El tender la mano, hacia blancos que no están ahí, hacia paredes que se atraviesan con sonrisas en la cara y en la frente. Gratuítas y persistentes, manchas de café en el borde de los fogones de una cocina antigua. Y dar el paso y decidirlo.
Viajar en un desvencijado tren, sobre vías semi heladas, notando el frío exterior a través de la ventanilla. Contraste térmico que reconforta: se siente abrigado y estático ante un todo que no deja de moverse de manera borrosa, cómodo en su interior de sonreíres dedicados y esperanzas cosidas (remendadas con tela vieja pero resistente).
Bajarse en un andén repleto de abrigos de colores (en el amplio abanico de grises de la escala cromática), y abrazos en grupos de dos. Un reencuentro no es lo mismo si las álgebras no suman pares o múltiplos de tres.
Coger con fuerza la negra bolsa de viaje y hacer de tripas corazón (y de olvidos presente) y concentrarse en la idea de que volver a empezar no implica comenzar en gravedad cero, sino bailar al son de músicas de alcoba que en ningún libro están descritas.
Y una vez completa su bitácora de cruces y vistos, de nuevo el pasado cobrará sentido, y el niño ruso que una vez fue anciano volvera a pasear por las viejas calles del barrio de Tverskaya, y se impregnará del ambiente serio en el Bulvarnoye Koltso.
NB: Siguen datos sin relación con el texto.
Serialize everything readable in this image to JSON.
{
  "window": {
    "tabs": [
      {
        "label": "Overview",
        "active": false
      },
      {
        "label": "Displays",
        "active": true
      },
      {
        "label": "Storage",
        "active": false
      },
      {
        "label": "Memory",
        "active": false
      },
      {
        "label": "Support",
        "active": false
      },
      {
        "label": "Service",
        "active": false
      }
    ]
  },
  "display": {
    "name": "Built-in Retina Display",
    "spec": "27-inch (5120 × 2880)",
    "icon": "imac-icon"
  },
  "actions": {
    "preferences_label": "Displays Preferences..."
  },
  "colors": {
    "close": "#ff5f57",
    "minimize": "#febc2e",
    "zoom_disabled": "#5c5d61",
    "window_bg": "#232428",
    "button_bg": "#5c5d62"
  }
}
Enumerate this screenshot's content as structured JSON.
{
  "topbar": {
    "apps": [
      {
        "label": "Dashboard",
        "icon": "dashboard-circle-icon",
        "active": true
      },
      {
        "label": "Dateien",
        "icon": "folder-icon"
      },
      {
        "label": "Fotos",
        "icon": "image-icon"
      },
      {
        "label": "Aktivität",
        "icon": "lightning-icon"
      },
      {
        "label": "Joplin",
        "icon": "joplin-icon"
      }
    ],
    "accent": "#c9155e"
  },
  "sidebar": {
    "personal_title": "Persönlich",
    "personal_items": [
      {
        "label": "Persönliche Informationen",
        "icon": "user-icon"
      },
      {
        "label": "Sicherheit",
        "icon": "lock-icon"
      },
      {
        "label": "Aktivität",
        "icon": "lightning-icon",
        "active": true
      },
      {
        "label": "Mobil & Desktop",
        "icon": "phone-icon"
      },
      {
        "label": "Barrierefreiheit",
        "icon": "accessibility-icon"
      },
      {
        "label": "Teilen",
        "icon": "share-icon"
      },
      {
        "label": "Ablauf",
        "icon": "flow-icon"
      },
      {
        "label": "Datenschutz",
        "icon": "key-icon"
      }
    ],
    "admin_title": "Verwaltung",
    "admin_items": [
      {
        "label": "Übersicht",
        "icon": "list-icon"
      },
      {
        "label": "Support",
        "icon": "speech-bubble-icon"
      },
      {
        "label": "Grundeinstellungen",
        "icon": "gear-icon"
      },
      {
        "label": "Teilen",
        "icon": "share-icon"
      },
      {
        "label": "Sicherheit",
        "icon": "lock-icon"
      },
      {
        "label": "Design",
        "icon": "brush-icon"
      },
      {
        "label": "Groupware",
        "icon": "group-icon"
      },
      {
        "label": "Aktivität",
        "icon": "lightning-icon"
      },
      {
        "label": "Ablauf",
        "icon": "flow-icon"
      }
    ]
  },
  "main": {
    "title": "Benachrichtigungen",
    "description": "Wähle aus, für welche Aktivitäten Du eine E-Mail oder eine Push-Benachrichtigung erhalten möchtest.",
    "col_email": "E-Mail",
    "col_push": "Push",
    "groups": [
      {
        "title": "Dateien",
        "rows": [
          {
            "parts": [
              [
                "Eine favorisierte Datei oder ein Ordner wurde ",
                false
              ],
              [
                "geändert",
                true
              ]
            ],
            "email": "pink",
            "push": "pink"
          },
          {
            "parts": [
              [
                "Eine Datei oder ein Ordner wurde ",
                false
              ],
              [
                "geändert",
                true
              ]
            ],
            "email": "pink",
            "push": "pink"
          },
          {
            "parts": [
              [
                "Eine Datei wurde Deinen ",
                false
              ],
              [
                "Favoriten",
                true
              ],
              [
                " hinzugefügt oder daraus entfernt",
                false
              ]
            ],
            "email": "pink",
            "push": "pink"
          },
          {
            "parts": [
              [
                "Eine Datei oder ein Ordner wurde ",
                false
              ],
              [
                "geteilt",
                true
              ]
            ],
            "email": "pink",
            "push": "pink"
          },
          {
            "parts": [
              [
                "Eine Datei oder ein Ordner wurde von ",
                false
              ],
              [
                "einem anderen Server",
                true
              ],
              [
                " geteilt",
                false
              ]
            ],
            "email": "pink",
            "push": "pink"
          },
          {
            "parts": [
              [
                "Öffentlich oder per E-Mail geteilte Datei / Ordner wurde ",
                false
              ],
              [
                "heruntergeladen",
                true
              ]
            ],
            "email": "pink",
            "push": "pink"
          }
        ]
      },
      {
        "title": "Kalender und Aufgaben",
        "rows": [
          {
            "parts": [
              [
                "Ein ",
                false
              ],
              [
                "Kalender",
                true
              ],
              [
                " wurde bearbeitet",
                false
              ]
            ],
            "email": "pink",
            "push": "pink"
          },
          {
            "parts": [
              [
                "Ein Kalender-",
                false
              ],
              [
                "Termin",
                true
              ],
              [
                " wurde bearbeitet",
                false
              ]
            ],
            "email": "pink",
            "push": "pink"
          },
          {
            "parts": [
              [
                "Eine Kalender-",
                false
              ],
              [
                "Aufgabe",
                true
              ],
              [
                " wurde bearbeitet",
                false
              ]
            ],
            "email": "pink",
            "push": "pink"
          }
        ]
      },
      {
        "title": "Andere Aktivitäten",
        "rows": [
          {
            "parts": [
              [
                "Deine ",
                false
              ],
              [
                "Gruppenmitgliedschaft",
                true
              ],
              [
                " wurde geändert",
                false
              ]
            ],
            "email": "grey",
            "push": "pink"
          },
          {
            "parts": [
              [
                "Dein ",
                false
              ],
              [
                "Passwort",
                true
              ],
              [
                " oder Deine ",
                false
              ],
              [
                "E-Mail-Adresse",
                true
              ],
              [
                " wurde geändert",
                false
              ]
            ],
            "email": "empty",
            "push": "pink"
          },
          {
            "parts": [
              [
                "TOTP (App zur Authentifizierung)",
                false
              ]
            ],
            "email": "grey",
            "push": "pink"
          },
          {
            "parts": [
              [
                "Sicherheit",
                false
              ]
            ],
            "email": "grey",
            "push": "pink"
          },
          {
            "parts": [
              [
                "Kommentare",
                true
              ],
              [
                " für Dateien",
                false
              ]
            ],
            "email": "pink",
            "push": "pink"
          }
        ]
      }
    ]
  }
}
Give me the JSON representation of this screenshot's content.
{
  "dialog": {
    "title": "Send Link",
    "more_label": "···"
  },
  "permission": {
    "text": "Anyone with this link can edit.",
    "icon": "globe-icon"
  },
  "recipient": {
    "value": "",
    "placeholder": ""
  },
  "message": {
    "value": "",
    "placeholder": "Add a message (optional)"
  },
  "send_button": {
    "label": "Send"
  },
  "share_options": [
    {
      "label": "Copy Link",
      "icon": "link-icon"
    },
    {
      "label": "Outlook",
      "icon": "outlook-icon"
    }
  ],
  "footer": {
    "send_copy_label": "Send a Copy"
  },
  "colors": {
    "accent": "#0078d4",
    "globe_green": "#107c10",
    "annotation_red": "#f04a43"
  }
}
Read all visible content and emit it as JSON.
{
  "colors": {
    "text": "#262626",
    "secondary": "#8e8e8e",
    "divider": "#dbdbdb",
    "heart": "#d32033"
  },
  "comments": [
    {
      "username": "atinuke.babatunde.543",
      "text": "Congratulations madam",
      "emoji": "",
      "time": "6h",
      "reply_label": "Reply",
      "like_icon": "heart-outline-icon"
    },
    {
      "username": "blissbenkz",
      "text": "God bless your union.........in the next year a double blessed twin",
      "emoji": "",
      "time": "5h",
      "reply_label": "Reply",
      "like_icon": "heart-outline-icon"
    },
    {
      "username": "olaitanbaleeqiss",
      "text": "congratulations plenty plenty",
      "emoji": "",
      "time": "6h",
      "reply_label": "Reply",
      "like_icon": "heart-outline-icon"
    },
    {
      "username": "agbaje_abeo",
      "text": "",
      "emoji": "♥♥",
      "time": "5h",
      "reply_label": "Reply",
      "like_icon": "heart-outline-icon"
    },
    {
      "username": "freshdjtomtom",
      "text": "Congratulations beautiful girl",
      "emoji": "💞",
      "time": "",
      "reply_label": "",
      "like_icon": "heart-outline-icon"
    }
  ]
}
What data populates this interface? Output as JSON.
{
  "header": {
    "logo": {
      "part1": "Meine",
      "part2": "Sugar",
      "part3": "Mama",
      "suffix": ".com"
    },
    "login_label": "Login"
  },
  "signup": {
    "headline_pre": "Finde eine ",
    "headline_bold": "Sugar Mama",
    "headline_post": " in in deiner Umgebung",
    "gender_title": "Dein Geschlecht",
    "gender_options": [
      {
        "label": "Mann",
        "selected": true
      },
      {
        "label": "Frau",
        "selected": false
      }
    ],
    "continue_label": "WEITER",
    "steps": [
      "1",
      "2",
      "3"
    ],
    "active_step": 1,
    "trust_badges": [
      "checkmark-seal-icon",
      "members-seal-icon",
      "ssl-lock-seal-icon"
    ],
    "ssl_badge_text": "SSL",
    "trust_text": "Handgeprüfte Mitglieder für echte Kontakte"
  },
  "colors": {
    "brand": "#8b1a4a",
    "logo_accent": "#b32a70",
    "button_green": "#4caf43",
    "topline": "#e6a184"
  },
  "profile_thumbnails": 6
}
Finalmente, cuando se mire en el espejo verá al fin la imagen reflejada de ella, y le hará el amor a sus ojos y a sus párpados, a su pelo y a su aliento, a su ombligo y a su perfume.
Nadie será capaz de hacerlos salir de ese frío hotel moskovita, de igual manera que sería imposible explicarles que en el exterior el duro invierno abraza la ciudad, y que la Plaza Roja se ha estado preguntando sobre las durezas de la vida de emigrante, y el porqué de echar de menos cuando lo que la vista alcanza no merece mas que echarlo de más.